シャイロック

Open App

手を繋いで

 うちによく来ていた大工さんがいた。古いお付き合いで、ご近所だったし、お互いの家にお茶を飲みに行ったり来たりの仲だった。義母が生きていた頃は、その流れで「裏の雨樋が外れかけてるの」などと言うと、さっそく来て直してくれたりしていて重宝だった。その代わり、季節の果物や、到来物のお菓子を持って行ったりして、良い関係だったと思う。
 その人が癌になり、奥様も他界して、お茶の行き来が少なくなったある日、ちょっと買い物に出たら、その大工さんが道端で立ち止まっていた。
「◯◯さん、どうしたの?」
「体のためと思って、毎日散歩してるんだけど、なんだか疲れちゃってさ、足が前に出ないんだよ」
「あら、そんなら、私がお宅まで送るよ。掴まって!」
私が手を差し出すと、はじめは照れたのか「いいよぉ」と言っていたが、その手を引っ張って立ち上がらせると、そのまま手を繋いだ。
 そこから大工さんの家まで、せいぜい100mぐらいだったと思うが、ひどく時間がかかった。
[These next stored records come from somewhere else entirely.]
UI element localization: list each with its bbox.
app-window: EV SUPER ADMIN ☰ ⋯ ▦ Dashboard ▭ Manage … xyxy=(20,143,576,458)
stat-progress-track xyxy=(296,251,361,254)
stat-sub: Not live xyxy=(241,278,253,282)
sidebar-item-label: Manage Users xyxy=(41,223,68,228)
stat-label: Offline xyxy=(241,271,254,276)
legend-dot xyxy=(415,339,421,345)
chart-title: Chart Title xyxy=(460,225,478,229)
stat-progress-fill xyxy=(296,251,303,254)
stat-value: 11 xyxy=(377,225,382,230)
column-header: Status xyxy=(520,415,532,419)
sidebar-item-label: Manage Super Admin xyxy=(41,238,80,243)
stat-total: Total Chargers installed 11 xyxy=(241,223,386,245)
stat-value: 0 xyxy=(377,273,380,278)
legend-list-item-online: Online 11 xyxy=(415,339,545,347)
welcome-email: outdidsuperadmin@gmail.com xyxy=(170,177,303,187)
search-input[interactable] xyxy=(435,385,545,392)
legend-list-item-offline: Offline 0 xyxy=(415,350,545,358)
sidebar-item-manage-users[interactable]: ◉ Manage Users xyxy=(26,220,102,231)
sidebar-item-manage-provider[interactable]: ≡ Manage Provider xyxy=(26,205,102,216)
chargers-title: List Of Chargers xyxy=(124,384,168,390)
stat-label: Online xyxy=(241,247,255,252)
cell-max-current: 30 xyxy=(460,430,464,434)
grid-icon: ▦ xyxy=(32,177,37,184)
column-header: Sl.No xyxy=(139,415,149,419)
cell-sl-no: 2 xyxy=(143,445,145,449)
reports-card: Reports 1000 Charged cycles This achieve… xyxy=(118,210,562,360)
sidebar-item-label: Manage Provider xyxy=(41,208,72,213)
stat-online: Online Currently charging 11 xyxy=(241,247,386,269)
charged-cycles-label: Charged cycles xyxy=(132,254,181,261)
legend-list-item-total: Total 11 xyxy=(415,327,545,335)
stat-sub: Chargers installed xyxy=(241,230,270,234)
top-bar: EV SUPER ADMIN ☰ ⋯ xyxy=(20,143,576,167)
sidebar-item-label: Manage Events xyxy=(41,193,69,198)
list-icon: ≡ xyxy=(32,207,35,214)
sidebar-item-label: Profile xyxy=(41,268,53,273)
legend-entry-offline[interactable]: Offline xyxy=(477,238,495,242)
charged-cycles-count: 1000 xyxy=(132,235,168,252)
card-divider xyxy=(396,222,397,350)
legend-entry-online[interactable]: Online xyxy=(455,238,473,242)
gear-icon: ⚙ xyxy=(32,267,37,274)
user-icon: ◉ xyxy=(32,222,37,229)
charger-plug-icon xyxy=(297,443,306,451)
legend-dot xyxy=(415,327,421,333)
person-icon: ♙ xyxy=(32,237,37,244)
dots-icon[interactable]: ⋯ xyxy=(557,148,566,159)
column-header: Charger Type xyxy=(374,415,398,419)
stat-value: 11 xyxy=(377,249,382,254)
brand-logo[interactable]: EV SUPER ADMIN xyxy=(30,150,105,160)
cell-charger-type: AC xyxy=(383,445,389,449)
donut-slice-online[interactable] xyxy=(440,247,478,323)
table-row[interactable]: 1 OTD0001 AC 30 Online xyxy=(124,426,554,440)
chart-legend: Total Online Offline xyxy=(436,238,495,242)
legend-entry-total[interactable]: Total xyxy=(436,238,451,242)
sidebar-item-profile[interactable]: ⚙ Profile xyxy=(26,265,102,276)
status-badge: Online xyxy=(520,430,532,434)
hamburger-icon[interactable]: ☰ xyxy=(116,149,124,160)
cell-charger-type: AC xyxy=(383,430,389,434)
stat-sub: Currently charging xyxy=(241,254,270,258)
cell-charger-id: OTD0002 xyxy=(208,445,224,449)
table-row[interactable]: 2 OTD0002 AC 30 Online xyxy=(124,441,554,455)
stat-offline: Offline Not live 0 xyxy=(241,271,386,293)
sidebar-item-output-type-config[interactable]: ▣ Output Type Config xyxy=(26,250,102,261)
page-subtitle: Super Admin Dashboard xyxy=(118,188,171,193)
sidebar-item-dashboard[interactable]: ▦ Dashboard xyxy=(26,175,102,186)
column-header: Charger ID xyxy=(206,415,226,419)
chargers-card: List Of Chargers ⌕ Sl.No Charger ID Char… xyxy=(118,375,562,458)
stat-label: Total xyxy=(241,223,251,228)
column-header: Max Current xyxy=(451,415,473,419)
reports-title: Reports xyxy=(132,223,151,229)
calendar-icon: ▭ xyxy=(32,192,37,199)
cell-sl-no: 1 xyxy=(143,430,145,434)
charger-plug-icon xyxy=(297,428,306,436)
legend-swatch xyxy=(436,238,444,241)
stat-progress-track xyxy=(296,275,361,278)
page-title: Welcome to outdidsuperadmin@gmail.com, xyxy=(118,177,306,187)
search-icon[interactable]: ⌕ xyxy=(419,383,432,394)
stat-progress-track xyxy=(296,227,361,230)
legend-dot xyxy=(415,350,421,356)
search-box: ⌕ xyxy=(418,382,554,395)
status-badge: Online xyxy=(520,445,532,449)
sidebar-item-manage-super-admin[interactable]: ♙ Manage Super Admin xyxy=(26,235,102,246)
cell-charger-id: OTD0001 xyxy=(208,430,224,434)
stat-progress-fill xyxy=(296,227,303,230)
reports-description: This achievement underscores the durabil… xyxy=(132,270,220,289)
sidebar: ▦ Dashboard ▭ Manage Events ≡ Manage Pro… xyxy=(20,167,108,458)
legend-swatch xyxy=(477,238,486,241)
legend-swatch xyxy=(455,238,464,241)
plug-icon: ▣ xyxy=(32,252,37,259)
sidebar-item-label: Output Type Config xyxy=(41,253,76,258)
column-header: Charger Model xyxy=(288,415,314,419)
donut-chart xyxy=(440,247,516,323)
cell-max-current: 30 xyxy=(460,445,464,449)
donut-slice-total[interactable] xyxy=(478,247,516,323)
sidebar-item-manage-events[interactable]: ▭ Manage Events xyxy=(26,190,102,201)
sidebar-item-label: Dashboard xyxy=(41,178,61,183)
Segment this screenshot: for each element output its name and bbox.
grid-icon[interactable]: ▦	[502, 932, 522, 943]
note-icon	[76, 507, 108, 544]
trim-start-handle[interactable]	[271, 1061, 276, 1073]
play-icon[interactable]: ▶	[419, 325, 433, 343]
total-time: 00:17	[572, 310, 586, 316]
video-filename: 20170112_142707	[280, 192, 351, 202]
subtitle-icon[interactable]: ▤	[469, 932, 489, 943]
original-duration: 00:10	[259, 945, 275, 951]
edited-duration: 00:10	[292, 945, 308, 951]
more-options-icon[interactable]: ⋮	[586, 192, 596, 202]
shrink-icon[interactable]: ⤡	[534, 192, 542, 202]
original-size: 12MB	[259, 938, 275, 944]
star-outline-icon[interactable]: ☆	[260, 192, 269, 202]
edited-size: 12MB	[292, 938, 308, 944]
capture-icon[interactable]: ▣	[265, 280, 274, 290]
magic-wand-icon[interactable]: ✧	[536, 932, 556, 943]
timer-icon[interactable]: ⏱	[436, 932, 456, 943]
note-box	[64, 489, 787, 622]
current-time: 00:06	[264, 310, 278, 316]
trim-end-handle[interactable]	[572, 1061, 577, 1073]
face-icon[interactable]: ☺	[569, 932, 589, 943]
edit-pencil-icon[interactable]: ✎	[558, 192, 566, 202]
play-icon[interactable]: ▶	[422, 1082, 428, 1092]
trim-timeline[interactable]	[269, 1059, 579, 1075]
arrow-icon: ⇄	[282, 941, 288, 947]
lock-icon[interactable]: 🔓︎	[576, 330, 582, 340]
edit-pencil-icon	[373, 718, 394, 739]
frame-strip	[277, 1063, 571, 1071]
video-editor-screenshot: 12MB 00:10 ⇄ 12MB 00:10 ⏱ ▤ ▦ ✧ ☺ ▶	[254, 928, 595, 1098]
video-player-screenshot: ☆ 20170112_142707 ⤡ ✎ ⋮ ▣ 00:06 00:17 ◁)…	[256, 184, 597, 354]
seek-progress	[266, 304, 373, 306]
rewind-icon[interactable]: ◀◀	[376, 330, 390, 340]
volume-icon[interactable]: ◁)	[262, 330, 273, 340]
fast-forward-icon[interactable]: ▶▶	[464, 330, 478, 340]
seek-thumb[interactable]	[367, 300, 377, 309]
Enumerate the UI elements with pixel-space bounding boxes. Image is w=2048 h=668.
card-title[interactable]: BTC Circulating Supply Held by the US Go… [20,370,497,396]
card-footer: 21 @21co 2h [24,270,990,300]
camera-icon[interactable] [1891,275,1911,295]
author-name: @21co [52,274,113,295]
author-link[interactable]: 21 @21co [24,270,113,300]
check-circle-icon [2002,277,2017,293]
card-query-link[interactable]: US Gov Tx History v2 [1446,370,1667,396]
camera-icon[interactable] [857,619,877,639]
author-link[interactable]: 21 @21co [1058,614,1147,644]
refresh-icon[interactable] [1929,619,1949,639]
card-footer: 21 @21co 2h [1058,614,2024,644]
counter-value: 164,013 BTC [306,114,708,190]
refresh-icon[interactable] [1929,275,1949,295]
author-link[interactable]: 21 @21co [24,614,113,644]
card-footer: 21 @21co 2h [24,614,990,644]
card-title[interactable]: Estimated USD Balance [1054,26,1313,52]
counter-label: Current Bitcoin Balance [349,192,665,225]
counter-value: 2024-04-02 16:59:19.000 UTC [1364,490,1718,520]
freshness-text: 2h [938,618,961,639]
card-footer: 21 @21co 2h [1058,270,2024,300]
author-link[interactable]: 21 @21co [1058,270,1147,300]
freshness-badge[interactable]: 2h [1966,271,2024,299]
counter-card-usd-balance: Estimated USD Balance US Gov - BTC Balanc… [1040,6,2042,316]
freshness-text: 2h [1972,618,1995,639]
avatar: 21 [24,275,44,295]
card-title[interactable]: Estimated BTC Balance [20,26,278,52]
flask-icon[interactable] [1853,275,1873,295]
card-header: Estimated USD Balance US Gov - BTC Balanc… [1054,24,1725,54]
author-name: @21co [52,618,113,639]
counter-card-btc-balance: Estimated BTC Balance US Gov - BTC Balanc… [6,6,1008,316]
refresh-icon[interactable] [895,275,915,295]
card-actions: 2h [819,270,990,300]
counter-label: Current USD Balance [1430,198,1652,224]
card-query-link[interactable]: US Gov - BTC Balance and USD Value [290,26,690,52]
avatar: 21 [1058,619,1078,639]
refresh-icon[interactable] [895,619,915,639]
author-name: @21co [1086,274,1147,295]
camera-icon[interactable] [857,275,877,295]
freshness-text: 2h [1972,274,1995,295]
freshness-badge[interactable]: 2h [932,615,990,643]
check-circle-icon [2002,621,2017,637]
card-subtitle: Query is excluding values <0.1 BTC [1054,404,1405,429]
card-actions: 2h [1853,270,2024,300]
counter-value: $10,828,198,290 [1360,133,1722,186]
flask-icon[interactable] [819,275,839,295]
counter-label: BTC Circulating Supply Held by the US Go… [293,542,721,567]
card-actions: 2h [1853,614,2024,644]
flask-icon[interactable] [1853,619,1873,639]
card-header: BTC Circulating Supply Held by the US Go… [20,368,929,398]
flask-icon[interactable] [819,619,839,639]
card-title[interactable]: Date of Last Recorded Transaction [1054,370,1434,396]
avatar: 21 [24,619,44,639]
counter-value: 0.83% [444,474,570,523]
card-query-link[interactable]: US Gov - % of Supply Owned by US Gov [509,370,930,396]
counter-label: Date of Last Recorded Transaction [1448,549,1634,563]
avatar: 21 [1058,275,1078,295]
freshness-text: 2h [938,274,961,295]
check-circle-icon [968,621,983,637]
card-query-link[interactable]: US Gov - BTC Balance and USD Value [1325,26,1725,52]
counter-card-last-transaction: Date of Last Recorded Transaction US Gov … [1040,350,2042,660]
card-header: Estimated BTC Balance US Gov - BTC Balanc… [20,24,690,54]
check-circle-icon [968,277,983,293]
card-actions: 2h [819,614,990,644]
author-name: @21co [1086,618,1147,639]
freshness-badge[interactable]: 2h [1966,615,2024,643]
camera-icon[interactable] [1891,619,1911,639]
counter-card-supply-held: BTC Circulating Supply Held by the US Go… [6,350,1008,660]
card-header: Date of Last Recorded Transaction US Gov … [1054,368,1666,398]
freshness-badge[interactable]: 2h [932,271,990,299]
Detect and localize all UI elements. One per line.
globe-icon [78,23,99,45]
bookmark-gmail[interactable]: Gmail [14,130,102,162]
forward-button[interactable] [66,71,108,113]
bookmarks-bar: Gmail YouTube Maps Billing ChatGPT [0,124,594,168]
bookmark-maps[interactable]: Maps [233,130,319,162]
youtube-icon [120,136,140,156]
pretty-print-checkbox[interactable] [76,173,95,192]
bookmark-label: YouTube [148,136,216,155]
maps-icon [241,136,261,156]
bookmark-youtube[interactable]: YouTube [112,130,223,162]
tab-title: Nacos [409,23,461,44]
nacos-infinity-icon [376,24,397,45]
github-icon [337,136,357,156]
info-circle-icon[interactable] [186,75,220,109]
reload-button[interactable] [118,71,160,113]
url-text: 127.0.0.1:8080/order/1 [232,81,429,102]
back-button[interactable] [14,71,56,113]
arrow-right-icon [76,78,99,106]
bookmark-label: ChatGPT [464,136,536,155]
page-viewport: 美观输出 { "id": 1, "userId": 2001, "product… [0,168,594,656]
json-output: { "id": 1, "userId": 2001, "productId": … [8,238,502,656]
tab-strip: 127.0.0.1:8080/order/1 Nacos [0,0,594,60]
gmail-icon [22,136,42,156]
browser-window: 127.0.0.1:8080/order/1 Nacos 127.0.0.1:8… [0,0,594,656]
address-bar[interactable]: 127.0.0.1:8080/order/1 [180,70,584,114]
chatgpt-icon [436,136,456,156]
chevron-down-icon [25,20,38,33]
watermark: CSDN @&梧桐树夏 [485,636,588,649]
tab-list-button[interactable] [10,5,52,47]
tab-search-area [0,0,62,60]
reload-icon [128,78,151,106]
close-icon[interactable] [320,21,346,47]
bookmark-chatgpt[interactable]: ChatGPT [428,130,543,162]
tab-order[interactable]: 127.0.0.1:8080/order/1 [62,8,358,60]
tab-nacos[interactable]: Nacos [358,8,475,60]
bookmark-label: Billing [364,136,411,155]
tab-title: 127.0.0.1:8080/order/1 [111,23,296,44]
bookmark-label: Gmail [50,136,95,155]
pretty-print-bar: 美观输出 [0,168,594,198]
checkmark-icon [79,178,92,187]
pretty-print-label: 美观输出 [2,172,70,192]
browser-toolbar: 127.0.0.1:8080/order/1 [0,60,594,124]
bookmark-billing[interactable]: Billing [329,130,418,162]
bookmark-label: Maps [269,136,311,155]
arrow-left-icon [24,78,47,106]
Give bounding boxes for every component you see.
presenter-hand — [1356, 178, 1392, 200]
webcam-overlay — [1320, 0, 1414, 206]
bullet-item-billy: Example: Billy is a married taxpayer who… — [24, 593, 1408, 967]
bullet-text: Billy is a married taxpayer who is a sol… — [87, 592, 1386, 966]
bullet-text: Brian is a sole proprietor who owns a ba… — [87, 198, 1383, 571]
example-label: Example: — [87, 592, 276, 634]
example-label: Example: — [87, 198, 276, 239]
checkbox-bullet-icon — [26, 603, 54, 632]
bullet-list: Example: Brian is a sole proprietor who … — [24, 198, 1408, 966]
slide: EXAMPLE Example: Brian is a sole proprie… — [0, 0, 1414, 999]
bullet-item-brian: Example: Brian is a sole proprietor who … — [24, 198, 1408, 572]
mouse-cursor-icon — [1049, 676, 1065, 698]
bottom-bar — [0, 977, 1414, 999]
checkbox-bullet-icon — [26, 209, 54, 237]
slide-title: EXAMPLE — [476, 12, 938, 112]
足元がおぼつかなく、よろけるのを支えながら家に辿り着いた。
 「いやぁ助かったよ。ありがとうよ」
「いいよ。また手を繋いで散歩に付き合うよ」
「あはは、そうかい?頼むよ」
帰り道、私は肩や腕に痛みを覚えた。大工さんは相当な力でしがみついていたらしく、それを支えて歩いて、筋肉痛になったらしい。

 彼は、それから数ヶ月後に亡くなった。2回目に手を繋ぐ機会はなかった。